Claims that a Channel fixed link will, when open, benefit the local economy do not stand up to objective scrutiny, according to Kent’s chief strategic planner, Martin Simmons.(*) Considerable job losses will occur in east Kent, Mr Simmons says, and a drive-across scheme in particular will put what is an economically stagnant area into considerable decline. “Drive-across schemes would be particularly harmful because of the fundamental law of economic geography they invoke: the free-flow transport facility they create would make economic activity less, not more, likely to locate near the crossing. In such circumstances, industry and commerce would prefer to locate nearer the main markets or sources of production. Far from encouraging new activities to east Kent, a drift away of the limited amount of new development is likely to be induced in the area as a result of a threefold increase in traffic since accession to the EEC.

“Transport-orientated business will be particularly affected. Moreover, it is doubtful whether the labour-intensive ferry services can co-exist with the massive increase in capacity created by drive-across links.”

Unemployment in Kent is currently 14%, compared with the regional average of 9.5%. The rate of 1971-81 employment growth was very small compared with areas west of London, while take-up rates for new development and rental levels are the lowest in the region. But for the growth of employment at the Kent ports, which has more than doubled to a present figure of about 12,000, the figures would have been much worse. However, reversal of this one bright spot, alongside coalfield closures and a leisure and tourism sector which is in decline (contrary to the national trend), will make east Kent a blackspot of national significance. “In this situation we are being offered a capital-intensive means of crossing the Channel.”

The present methods of crossing the Channel, Mr Simmons points out, are employment-intensive. Without a fixed link it is estimated that there will be 18,000 jobs handling cross-Channel traffic in Kent at the end of the century. Kent County Council is challenging the promoters’ claims of no job loss, based on the prospects of employment in operating its links and the market share left to the ferries. The county council estimates that there will be an overall net job loss of 5,000 to 9,000, depending on the type of scheme, and the prospects for attracting new development are critical.

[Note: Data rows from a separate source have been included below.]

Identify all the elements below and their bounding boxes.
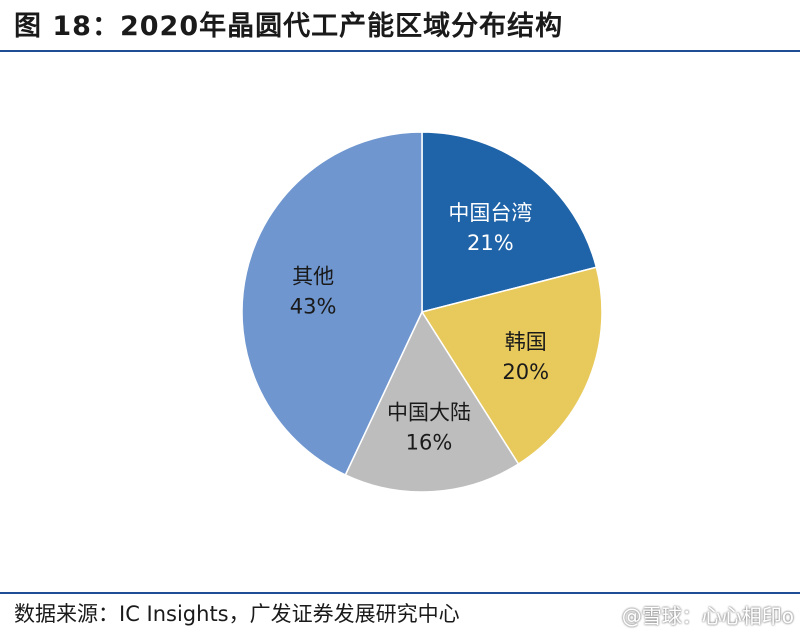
pie-slice-1 [420,266,603,466]
slice-value-2: 16% [406,430,453,454]
pie-labels: 中国台湾 21% 韩国 20% 中国大陆 16% 其他 43% [290,201,549,455]
pie-slice-3 [241,131,423,476]
pie-slice-0 [421,131,598,313]
bottom-rule [0,592,800,594]
pie-slices [241,131,603,493]
slice-label-2: 中国大陆 [387,400,471,424]
slice-value-0: 21% [467,231,514,255]
top-rule [0,50,800,52]
slice-value-3: 43% [290,295,337,319]
pie-slice-2 [344,310,520,493]
slice-label-0: 中国台湾 [448,201,532,225]
source-note: 数据来源：IC Insights，广发证券发展研究中心 [14,602,460,626]
slice-label-1: 韩国 [505,330,547,354]
slice-value-1: 20% [502,360,549,384]
chart-title: 图 18：2020年晶圆代工产能区域分布结构 [14,11,564,42]
slice-label-3: 其他 [292,265,334,289]
watermark: @雪球：心心相印o [621,604,794,628]
pie-chart: 中国台湾 21% 韩国 20% 中国大陆 16% 其他 43% [241,131,603,493]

It is the French side that stands to gain most from the Channel link, Mr Simmons argues, particularly as the present British ferry dominance will disappear. To stand a chance of competing with the French side, a new purpose-designed development organisation with executive powers and finance, capable of mounting a comprehensive assistance package, is seen as vital.

A fixed link is not in the local interest, Mr Simmons concludes, although this “will not be an easy argument to sustain, viewed from Britain’s hard-hit regions. The huge public-backed development effort which will be mounted on the French side, and its threat not only to east Kent’s recovery but also to the region’s future growth, must be borne in mind.

“Given an appropriate package, and the choice of the CTG rail tunnel scheme with its lesser impact on the local economy and greater prospects for induced development, a fixed link can be faced with some hope. Drive-across schemes would be more disastrous, and at least let us be spared the abomination of bridges from France or grotesque artificial islands hitting our glorious heritage of white cliffs.”

(*) In The Planner, journal of the Royal Town Planning Institute, January 1986.